Segundo a Polícia Militar, o homem ameaçava atentar contra a criança e contra a própria vida. Ele se rendeu após uma negociação conduzida pelos policiais. A ocorrência mobilizou equipes da corporação durante toda a manhã.
De acordo com a polícia, o suspeito permanecia com o filho nos braços enquanto fazia as ameaças. Os agentes iniciaram uma negociação e conseguiram convencê-lo a desistir. A criança foi resgatada sem ferimentos.
Após o desfecho, o homem foi levado à Delegacia de Defesa da Mulher (DDM) de Guarujá. A Secretaria de Segurança Pública (SSP) de São Paulo informou que duas facas e um caco de vidro foram apreendidos no local.
A mãe do bebê solicitou medidas protetivas contra o indiciado. A ocorrência foi registrada como sequestro e cárcere privado, violência doméstica e lesão corporal praticada contra a mulher.
Nova lei contra violência doméstica
O episódio ocorre em meio à ampliação das medidas de combate à violência doméstica no país. Neste ano, o presidente Lula (PT) sancionou a lei que cria o crime de vicaricídio. A lei define o assassinato de filhos, parentes ou pessoas sob responsabilidade da mulher com o objetivo de causar sofrimento, punição ou controle sobre ela.

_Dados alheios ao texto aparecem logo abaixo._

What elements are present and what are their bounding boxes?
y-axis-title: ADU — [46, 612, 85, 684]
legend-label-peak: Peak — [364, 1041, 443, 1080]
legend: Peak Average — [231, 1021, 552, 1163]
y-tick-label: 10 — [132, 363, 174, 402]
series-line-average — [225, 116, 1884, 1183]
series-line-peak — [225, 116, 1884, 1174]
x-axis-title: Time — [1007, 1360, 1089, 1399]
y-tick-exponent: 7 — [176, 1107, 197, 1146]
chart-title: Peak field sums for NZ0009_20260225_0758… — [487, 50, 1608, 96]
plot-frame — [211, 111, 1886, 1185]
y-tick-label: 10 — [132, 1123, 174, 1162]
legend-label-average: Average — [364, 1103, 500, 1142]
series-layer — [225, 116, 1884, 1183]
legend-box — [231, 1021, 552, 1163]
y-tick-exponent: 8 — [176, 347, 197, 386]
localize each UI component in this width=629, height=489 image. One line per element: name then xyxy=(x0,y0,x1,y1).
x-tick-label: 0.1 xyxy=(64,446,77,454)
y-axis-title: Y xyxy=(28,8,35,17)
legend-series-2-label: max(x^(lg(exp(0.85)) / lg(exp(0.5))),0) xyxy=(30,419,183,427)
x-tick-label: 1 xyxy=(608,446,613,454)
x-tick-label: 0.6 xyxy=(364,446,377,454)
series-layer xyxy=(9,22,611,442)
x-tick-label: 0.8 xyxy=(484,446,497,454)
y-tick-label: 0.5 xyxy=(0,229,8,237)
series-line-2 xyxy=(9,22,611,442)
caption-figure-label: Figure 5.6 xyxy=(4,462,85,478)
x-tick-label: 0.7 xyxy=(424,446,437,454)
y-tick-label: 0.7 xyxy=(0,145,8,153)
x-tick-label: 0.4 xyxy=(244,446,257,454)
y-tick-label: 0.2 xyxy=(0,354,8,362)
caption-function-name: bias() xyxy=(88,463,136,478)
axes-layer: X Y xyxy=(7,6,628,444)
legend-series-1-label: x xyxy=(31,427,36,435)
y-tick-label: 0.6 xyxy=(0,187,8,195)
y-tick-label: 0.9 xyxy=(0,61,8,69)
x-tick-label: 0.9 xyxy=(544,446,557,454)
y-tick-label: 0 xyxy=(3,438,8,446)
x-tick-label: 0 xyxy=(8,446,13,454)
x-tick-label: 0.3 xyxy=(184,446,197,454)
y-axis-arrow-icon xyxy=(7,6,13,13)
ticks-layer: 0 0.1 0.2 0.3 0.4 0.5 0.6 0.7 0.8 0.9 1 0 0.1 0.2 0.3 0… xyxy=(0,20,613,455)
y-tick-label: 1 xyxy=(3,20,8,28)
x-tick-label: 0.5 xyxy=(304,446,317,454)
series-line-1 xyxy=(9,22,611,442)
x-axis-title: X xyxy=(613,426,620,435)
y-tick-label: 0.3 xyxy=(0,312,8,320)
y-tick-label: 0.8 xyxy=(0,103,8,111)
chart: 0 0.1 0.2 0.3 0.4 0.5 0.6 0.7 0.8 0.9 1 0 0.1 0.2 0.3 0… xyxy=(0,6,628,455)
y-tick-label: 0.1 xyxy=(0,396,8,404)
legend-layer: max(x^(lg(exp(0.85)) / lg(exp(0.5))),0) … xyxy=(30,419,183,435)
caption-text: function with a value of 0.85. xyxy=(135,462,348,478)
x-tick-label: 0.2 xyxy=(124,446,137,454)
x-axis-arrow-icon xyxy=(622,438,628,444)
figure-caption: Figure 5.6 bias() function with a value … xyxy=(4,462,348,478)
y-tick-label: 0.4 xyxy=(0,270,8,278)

A sanção ocorreu junto a outras medidas, como a ampliação do uso de tornozeleiras eletrônicas para monitoramento de agressores. A pena prevista para o vicaricídio é de reclusão de 20 a 40 anos, além de multa. O crime é classificado como hediondo.
A pena pode ser aumentada se o crime for cometido na presença da mulher, contra pessoas vulneráveis ou em descumprimento de medida protetiva. Com a tipificação, as autoridades podem agir de forma mais direta na identificação do crime e na aplicação de medidas protetivas.